Israeli-Russian philanthropist and space investor yuri milner is mulling a similar project. On Tuesday, his privately-backed science program, Breakthrough Initiative, launched in partnership with Stephen Hawking in 2015, announced a plan to look deeper into Venus following the surprising discovery.
“Finding life anywhere beyond Earth would be truly momentous,” Milner said on the organization’s website. “And if there’s a non-negligible chance that it’s right next door on Venus, exploring that possibility is an urgent priority for our civilization.”
To date, the only spacecraft flown near Venus is Akatsuki, a Japanese probe launched in 2010. The mission has revealed intriguing physics in Venus’ thick cloud layers long neglected by NASA. It has also discovered disturbances in the planet’s winds, known as gravity waves, and equatorial jet streams in its atmosphere.

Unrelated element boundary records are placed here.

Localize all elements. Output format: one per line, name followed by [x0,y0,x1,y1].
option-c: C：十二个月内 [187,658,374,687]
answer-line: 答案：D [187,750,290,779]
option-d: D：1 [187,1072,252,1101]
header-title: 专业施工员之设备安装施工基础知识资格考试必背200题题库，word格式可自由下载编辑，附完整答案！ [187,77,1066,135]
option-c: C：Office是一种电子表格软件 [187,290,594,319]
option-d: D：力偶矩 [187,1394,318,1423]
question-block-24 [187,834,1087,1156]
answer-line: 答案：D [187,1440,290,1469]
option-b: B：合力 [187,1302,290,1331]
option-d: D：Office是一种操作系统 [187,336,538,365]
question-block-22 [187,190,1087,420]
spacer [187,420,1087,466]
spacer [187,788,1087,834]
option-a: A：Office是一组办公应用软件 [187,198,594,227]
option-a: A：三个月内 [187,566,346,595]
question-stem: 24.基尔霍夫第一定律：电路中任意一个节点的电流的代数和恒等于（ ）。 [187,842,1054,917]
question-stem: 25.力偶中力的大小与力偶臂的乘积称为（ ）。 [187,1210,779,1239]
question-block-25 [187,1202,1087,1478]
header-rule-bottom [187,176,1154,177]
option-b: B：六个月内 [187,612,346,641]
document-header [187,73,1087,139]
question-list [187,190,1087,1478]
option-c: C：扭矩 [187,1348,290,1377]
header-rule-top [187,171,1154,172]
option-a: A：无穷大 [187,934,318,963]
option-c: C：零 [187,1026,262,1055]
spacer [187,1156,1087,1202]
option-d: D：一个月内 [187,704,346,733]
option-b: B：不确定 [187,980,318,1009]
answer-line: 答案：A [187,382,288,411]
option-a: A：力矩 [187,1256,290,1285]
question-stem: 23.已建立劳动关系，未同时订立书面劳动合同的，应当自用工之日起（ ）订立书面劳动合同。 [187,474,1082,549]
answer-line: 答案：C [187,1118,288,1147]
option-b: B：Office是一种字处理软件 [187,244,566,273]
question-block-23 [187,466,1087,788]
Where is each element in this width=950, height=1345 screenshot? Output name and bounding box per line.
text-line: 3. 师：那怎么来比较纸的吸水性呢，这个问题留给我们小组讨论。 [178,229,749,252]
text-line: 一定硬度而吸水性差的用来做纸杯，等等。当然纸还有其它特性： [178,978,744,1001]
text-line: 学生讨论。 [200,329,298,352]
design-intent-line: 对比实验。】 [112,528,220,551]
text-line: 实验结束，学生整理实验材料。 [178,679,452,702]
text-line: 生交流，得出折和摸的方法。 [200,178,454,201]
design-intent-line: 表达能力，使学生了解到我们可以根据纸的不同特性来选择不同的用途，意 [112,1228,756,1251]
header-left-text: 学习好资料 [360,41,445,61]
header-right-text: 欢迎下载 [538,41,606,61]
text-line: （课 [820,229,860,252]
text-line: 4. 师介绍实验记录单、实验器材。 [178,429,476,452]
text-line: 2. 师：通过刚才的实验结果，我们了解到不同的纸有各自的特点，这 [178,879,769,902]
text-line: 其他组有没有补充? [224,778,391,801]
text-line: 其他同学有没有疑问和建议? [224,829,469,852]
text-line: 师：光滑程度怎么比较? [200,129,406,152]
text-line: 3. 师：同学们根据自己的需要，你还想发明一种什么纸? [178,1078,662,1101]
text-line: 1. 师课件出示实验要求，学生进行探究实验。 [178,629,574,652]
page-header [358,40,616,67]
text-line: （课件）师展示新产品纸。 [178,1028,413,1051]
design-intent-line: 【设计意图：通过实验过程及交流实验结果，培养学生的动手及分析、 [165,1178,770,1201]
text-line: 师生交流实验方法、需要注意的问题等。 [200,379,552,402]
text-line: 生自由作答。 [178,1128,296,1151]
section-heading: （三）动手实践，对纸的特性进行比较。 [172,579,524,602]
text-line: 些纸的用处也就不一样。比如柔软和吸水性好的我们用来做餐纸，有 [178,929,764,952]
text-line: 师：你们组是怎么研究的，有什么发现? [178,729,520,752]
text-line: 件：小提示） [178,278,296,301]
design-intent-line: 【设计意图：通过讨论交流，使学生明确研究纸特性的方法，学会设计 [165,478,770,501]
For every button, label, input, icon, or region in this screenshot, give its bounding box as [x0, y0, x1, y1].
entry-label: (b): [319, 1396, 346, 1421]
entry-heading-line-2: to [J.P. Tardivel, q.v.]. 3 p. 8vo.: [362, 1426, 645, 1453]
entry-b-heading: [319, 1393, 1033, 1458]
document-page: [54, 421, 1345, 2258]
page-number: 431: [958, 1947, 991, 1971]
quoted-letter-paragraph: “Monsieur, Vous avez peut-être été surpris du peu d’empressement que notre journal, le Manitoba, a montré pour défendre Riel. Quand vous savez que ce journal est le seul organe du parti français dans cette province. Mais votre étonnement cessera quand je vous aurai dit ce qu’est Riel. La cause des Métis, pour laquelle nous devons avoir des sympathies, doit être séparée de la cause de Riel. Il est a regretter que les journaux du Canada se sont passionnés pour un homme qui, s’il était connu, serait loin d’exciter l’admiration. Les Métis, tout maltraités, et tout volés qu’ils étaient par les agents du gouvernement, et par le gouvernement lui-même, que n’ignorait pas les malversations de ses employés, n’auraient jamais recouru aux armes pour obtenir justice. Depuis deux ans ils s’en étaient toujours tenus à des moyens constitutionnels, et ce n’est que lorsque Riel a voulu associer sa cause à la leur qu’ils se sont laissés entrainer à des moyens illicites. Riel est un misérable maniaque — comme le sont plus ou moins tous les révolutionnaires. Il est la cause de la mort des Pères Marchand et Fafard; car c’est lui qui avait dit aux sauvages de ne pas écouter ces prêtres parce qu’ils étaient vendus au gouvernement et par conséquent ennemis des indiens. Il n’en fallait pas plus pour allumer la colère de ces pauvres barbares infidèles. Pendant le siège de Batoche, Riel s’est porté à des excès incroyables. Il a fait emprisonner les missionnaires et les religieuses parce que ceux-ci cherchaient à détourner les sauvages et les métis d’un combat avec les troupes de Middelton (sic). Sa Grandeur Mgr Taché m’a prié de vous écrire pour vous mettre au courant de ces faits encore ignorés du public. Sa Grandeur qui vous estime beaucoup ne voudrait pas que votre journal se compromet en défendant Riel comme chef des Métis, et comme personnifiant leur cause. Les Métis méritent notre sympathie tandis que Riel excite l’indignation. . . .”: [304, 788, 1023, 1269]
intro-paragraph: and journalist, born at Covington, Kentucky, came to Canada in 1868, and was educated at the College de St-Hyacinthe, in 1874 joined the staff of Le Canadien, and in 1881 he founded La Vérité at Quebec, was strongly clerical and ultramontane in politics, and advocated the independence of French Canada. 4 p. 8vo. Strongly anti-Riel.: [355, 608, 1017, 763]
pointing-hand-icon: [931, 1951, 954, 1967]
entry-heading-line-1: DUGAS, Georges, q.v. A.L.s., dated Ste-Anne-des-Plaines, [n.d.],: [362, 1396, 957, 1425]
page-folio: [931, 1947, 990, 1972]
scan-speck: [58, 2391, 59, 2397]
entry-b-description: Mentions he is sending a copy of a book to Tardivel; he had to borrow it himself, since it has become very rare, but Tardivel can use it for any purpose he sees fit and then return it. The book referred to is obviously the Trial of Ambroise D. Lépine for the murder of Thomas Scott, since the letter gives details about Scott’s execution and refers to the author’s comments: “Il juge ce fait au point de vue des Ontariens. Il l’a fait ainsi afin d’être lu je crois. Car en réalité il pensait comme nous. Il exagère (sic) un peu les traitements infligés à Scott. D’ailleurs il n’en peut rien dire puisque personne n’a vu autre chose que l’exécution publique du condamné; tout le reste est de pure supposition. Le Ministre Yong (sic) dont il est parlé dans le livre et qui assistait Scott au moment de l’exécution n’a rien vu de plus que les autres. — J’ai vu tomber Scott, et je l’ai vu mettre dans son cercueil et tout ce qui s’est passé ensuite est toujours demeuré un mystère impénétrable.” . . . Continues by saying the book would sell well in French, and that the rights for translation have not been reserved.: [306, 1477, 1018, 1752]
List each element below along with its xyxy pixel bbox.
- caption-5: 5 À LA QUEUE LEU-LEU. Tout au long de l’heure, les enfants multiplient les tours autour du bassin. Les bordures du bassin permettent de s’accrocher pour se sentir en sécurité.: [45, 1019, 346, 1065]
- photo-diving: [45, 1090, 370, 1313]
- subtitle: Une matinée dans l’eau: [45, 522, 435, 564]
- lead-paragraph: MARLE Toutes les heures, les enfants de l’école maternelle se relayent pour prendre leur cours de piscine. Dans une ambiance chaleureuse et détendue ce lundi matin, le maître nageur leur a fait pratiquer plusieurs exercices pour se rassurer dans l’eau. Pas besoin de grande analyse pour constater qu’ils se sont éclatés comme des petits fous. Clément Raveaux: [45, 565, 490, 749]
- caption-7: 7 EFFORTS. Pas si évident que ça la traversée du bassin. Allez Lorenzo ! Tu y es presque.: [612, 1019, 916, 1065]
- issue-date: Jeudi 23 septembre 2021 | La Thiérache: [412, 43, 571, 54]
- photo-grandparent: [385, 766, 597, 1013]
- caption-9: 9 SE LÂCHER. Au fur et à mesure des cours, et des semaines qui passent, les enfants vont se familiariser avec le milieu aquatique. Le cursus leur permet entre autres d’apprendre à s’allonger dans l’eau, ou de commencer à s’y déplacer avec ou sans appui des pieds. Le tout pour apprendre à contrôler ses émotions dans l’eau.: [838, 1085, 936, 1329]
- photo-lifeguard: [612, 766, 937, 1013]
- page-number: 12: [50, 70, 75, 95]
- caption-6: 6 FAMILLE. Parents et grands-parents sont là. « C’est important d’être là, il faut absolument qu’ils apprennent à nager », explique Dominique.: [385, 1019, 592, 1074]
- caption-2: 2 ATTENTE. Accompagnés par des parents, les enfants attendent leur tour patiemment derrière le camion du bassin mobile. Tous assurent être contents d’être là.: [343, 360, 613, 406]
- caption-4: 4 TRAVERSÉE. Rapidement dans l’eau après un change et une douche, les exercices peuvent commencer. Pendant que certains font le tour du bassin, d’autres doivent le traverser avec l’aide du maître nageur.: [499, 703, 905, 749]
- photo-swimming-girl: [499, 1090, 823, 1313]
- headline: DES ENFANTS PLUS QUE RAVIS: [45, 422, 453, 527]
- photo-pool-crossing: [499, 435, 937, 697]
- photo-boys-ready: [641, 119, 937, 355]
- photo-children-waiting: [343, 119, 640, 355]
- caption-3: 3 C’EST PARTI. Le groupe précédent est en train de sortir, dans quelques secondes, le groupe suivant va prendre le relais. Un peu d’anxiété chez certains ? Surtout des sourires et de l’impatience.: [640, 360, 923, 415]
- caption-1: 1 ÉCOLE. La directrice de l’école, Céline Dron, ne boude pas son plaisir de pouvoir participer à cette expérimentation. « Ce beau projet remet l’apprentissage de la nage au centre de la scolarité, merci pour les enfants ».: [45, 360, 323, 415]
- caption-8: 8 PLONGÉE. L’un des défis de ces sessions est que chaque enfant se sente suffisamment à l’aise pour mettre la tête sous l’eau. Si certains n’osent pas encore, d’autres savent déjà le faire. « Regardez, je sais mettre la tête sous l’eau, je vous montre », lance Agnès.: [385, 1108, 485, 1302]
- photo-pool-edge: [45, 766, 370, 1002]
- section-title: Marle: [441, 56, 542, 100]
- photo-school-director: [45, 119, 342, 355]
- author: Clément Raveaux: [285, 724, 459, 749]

In the study published on Monday, scientists say they’ve discovered a large amount of phosphine, a chemical that could have been produced by a biological source like those on Earth, in Venus’ atmosphere. But researchers couldn’t explain how the gas got there, because the planet’s surface is clearly too hot (nearly 1,000 degrees Fahrenheit) to host any forms of life we know of.
“This is an astonishing and ‘out of the blue’ finding,” said Sara Seager, a planetary scientist at MIT and one of the study’s authors. “It will definitely fuel more research into the possibilities for life in Venus’s atmosphere.”